Large three-engined biplane flying boat

The Saunders A.3 Valkyrie was a large three-engined biplane flying boat with a wooden hull built to an Air Ministry specification. It was not found suitable for production and helped to confirm a preference for metal-hulled flying boats.

==Development==
The Saunders A.3 Valkyrie was built in response to Air Ministry specification 22/24 for a large general duty and patrol flying boat, Saunders receiving an order for a single prototype for trials in February 1925. It was a three-engined biplane with a two step monocoque hull, circular apart from the shallow, curved planing bottom. The fuselage had no internal bulkheads and was deliberately designed to be flexible so as to absorb the shocks of landing, though there was a rigid section under the wings. As with Saunders' other wooden aircraft, Valkyrie's hull was covered with Consuta sewn stress-bearing plywood. It accommodated a crew of five. There was a pair of open tandem cockpits with dual flying controls well forward of the wing leading edge. Below this, aft and in the hull were the navigation and radio operator's position, and further aft, behind the trailing edge there were two gunners' positions, roughly in tandem but offset port and starboard, each fitted with machine guns on Scarff rings. The gunner's cockpit in the nose was similarly equipped. There were bunks and living space for all five crew in the rigid part of the hull. The fin was large and angular, carrying the braced rectangular tailplane with unbalanced elevators above the top of the hull. The fin also carried a large and prominently balanced rudder with a rudder servo surface on outriggers.
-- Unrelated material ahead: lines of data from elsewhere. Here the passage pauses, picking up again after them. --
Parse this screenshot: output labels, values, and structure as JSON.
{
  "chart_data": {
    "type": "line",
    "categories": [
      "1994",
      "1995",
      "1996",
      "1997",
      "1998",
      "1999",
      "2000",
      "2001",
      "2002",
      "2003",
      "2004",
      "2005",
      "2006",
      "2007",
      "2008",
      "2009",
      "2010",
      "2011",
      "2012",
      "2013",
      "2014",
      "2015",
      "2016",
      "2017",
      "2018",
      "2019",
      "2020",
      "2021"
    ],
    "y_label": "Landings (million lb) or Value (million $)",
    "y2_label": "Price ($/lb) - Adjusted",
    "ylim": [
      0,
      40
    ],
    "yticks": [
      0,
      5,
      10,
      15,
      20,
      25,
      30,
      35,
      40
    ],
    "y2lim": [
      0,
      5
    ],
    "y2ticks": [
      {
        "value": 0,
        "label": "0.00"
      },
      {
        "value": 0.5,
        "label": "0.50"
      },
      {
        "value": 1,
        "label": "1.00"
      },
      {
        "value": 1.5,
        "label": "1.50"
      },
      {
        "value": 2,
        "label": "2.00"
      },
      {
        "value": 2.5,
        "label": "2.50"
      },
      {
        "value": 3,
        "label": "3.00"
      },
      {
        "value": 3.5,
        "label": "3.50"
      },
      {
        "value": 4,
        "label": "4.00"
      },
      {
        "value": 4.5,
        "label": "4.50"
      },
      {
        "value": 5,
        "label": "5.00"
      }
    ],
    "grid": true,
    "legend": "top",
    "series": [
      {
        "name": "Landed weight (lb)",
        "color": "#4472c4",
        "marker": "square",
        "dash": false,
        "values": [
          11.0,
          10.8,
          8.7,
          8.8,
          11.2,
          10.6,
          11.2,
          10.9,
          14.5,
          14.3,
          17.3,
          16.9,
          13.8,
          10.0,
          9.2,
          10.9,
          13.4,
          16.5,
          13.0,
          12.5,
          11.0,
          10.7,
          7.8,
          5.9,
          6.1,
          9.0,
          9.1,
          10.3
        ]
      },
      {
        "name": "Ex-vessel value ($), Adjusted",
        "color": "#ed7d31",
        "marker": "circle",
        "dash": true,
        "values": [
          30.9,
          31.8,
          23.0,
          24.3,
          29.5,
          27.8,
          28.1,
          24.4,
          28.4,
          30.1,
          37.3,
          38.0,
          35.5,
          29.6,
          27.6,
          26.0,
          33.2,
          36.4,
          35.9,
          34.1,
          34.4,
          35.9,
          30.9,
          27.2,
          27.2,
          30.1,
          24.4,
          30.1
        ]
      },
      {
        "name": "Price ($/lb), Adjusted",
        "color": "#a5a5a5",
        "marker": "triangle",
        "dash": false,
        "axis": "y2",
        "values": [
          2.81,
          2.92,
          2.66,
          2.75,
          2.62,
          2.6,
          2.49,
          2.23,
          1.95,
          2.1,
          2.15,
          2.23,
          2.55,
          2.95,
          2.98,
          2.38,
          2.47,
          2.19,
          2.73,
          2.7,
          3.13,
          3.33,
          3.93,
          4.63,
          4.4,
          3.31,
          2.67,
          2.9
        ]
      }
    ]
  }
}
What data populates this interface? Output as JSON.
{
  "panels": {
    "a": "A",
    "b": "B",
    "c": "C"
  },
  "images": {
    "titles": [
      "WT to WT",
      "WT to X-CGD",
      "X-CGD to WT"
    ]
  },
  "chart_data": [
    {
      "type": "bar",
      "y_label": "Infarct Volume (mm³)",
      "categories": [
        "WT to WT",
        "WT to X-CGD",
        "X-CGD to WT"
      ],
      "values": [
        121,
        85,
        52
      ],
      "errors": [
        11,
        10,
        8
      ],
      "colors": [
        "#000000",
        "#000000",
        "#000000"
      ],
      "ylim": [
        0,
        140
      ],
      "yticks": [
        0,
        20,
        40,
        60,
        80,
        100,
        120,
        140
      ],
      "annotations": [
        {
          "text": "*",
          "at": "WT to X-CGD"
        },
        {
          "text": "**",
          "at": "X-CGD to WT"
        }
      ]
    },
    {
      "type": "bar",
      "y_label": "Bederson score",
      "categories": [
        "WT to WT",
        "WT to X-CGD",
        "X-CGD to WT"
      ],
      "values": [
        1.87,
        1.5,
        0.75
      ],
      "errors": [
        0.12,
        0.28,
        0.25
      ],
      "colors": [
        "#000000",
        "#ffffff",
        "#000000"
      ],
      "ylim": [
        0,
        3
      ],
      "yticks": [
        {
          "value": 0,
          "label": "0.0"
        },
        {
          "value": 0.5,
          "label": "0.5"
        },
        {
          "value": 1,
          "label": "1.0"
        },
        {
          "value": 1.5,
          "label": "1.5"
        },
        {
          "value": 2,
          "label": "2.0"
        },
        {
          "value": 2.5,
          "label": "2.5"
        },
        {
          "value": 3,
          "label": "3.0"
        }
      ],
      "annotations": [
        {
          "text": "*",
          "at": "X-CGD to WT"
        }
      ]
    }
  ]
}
The wings were of equal span and almost no stagger, with slight sweep on the section outboard of the engines. These outboard sections each had two sets of simple vertical interplane struts, carried balanced ailerons on upper and lower planes and a V-bottomed stabilising float mounted clear of the lower wing. The wings were wooden structures with canvas covering, as was the upper centre section. The lower wing centre section was Consuta covered, mounted on a low pylon on the hull and braced to it with large N-shaped struts. The centre sections were joined by three sets of steel V-form struts, from which the Valkyrie's three 680 hp (505 kW) Rolls-Royce Condor water-cooled engines were mounted midway between the wings.

==Operators==
- Royal Air Force

==Operational history==
The Valkyrie flew for the first time around June 1926 in the hands of Frank Courtney and went to Air Ministry trials in the late spring of 1927 where the overall assessment was unenthusiastic. Nonetheless, in August the Valkyrie joined a Scandinavian tour, organised by the Flying Boat Development Flight, together with Blackburn Iris, Short Singapore and Supermarine Southampton flying boats. This tour helped the Air Ministry to decide that the future of flying boats was with metal, rather than wooden hulls with their water absorbing properties. The sole Valkyrie was broken up in 1929.